CB / FA: Sei religioso? C’è una connessione tra la religione e la tua opera?
AB: Sono sempre stato affascinato dalla religione comparativa, perciò è possibile che essa esista nella mia opera.
CB / FA: I titoli dei tuoi quadri sono sempre molto semplici ma diretti e incisivi. Puoi svelarci qualcosa?
AB: Si suppone che i titoli debbano portarti in una direzione. Danno un suggerimento, ma alla fine spetta allo spettatore capire cosa il dipinto significhi per lui.
CB / FA: Dipingi un solo quadro alla volta o più opere contemporaneamente?
AB: Solitamente lavoro contemporaneamente a un quadro di grandi dimensioni e ad alcuni più piccoli.
CB / FA: Uno dei titoli dei tuoi quadri, Nothing That Is So Is So, viene da La dodicesima notte di Shakespeare. La letteratura ha influenzato il tuo lavoro?
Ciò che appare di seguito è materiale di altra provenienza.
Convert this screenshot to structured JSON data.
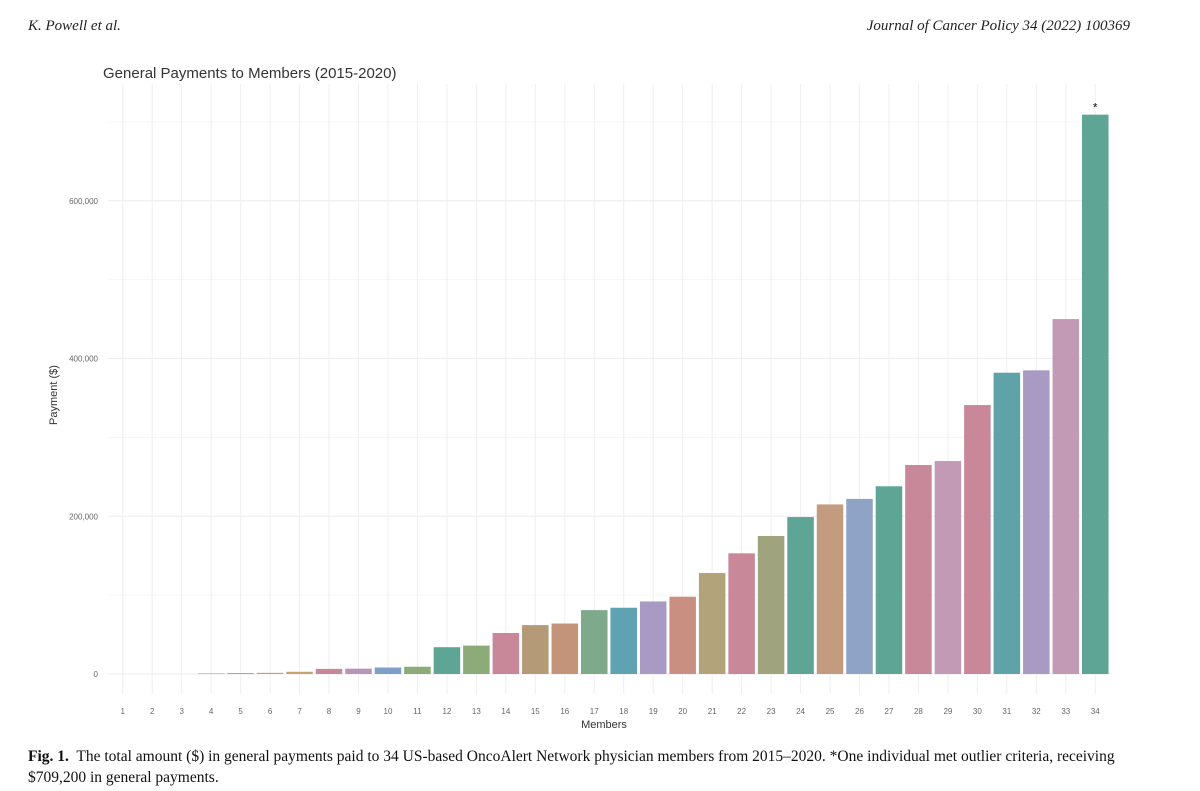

AB: La Dodicesima Notte è una commedia basata sul travestimento, le bugie e le identità fraintese, la mancanza di fiducia, i falsi eroi, ecc., così aveva perfettamente senso fare riferimento a essa.
CB / FA: Nel 2007 hai creato un’opera intitolata Black. Nel 2008 è stata seguita da Untitled (Black 2) e nel 2009 da Black 3. L’ultima è la più scura e monocromatica. Consideri queste opere come una serie? Ti riferisci a qualcosa in particolare?
AB: Suppongo siano una serie ora che ne ho dipinte tre. Per me questo tipo di opere è come una nota musicale; mentre sto lavorando a un gruppo di opere, i dipinti neri danno una nota scura tra i dipinti cromatici.
CB / FA: Nei tuoi dipinti la violenza delle guerre passate e di quelle contemporanee sembrano convivere.
AB: Forse sto provando a interrogarmi sull’idea del progresso umano. La storia che si ripete è sempre una cosa affascinante per me. Più le cose cambiano, più rimangono le stesse, non è vero?